The ground has been poisoned, the water has been poisoned & the air has been poisoned and there is no relief for that once the genie is out of the bottle.

I heard Bob Kincaid on Mike Malloy last night and he was stunning in his knowledge about mining based on his background in the destructive nature of mountain top mining in Appalachia.

Last night he said that Appalachia's mining issues have been ignored across the US because of their reputation of being hillbillies.  Kincaid is proud of his hillbilly background - and he is doing a real service for the rest of the US by being an activist in this area - exposing, not only the environmental issues - but the health and economic issues related to the advancement of mining initiatives.


Bob Kincaid is president of the Coal River Mountain Watch organization in Appalachia and also co-founder of the ACHE (Appalachian Community Health Emergency) Act.

He is knowledgeable - easy to listen to and eloquent.

When I did a search on him this morning I found this radio interview done on a Wisconsin radio program  where he addresses the Penokee Hills mining initiative.  His remarks are  eye-opening and he covers a wealth of information in a 24 minute radio station interview (at the bottom of this entry).

In my opinion - a must listen - well worth your 24 minutes to listen - as the mining issue is being pushed in multiple states across the US (Wi, Mn, Wy, Ut, Ca, Az, Etc ....) .  You can listen while you do something else.



Where Does it Stop?
If not in Appalachia – In Wisconsin? 
If not in Appalachia – In Minnesota? 
When does the safety of our environment and our citizens outweigh the rights of free-market for profit companies?

Are 700 mining jobs in Wisconsin worth 60,000 more cases of cancer in the state?
Are 350 mining jobs in Minnesota worth 60,000 more cases of cancer in the state?
Are 60,000 mining jobs - worth 60,000 more cases of cancer?
How many mining jobs would justify the "needless killing of our citizens"?


Among the 1.2 million American citizens living in mountaintop removal mining counties in central Appalachia, an additional 60,000 cases of cancer are directly linked to the federally sanctioned strip-mining practice.

That is the damning conclusion in a breakthrough study, released last night in the peer-reviewed Journal of Community Health: The Publication for Health Promotion and Disease Prevention. Led by West Virginia University researcher Dr. Michael Hendryx, among others, the study entitled "Self-Reported Cancer Rates in Two Rural Areas of West Virginia with and Without Mountaintop Coal Mining" drew from a groundbreaking community-based participatory research survey conducted in Boone County, West Virginia in the spring of 2011, which gathered person-level health data from communities directly impacted by mountaintop mining, and compared to communities without mining.

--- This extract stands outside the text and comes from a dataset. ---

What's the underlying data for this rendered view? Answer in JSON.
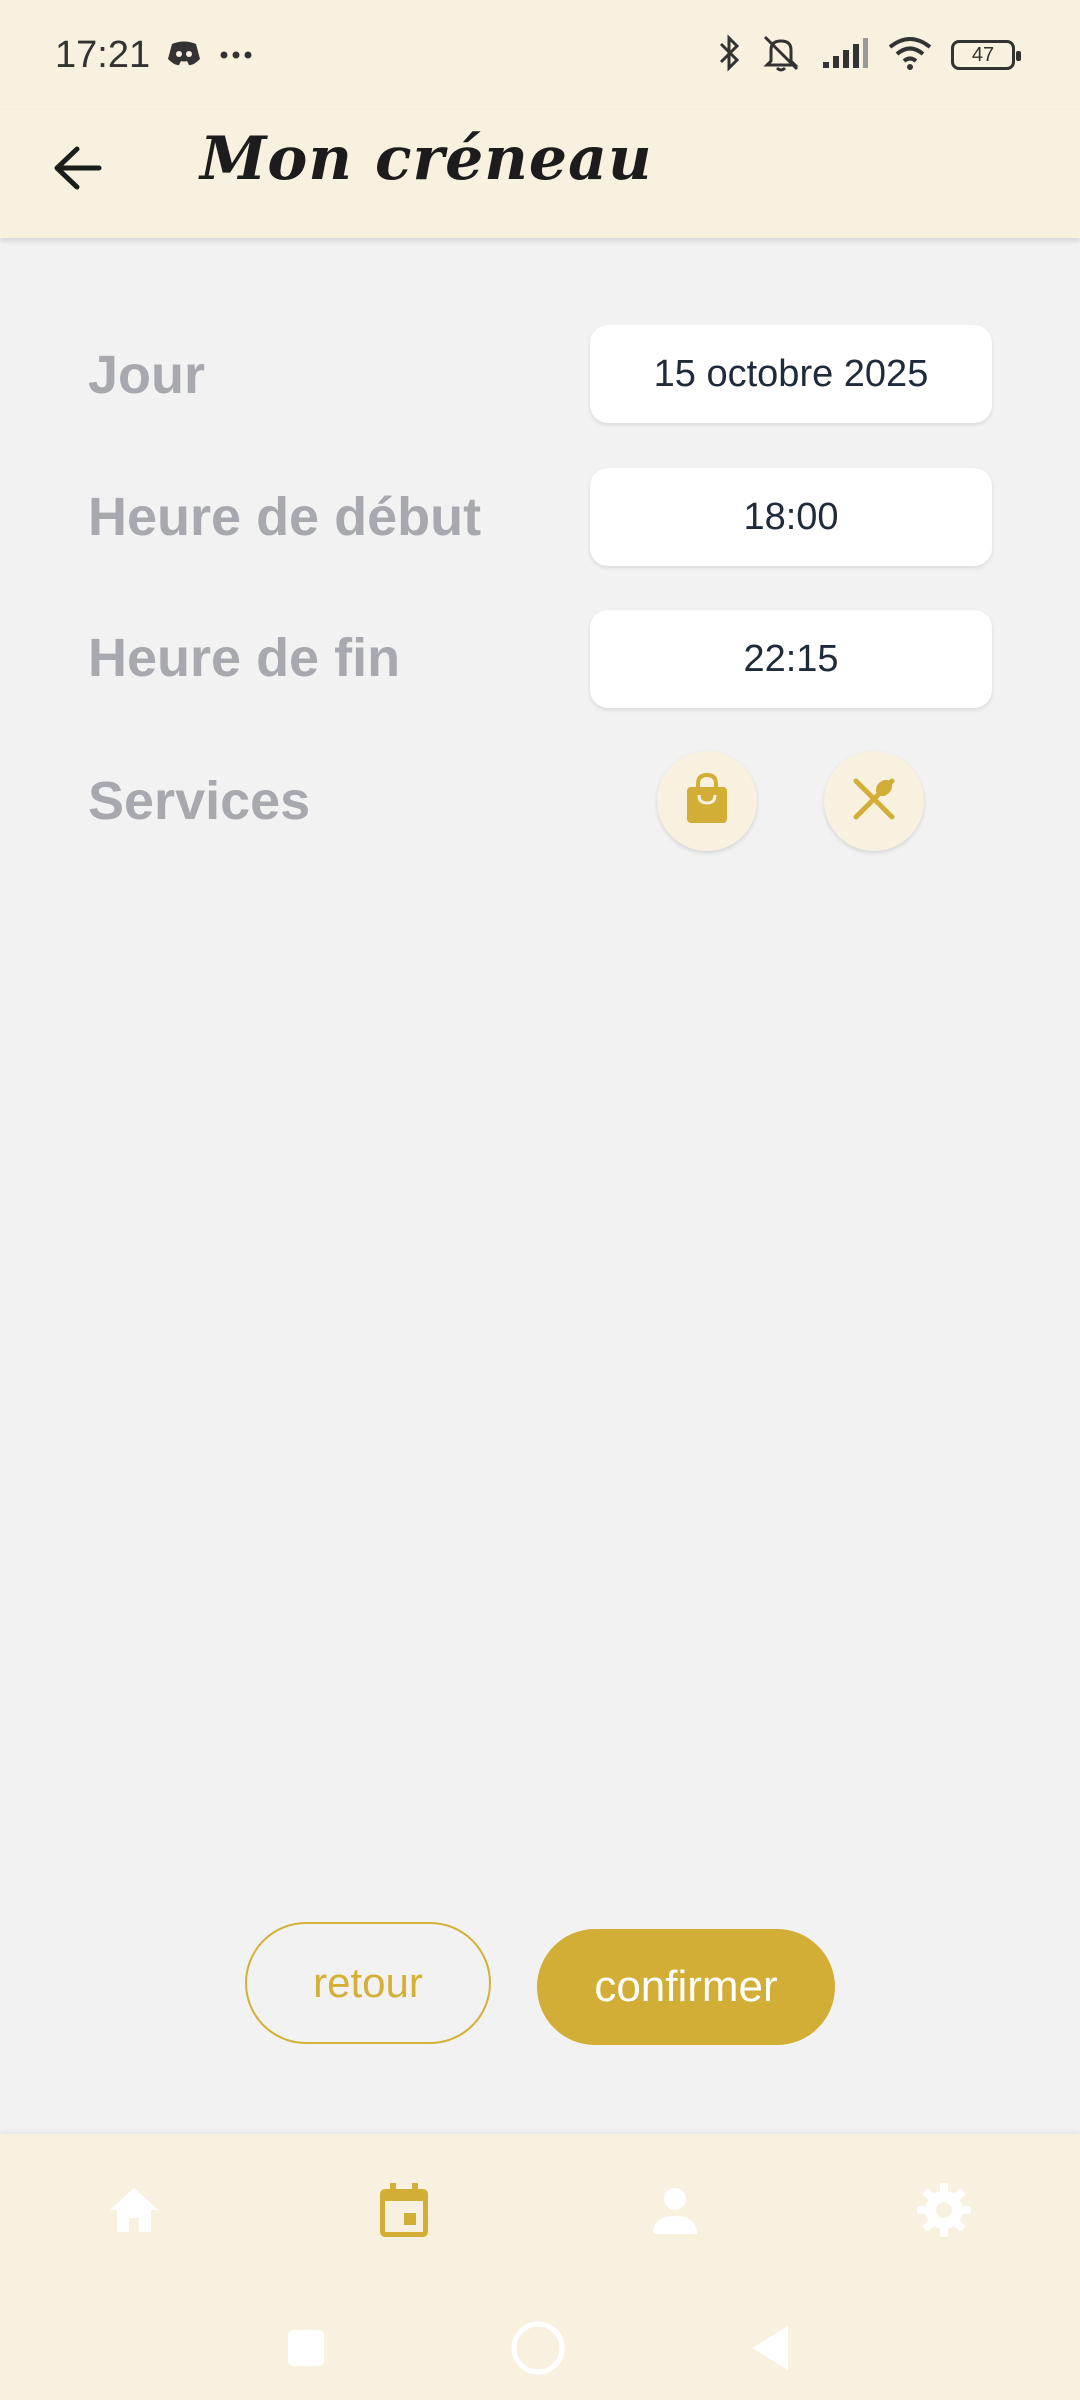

Bottom line: Far from simply being an environmental issue, mountaintop removal is killing American residents.

"This research in the Coal River Valley, along with the recent birth defects research in Appalachia and other peer reviewed science, is providing evidence of the long term effects of human exposure to mountaintop removal," said Coal River Valley resident and coalfield leader Bo Webb, who participated in the study. "Again, I urgently call upon the United States government to intervene and address this health crisis, place an immediate moratorium on mountaintop removal and stop this needless killing of our citizens."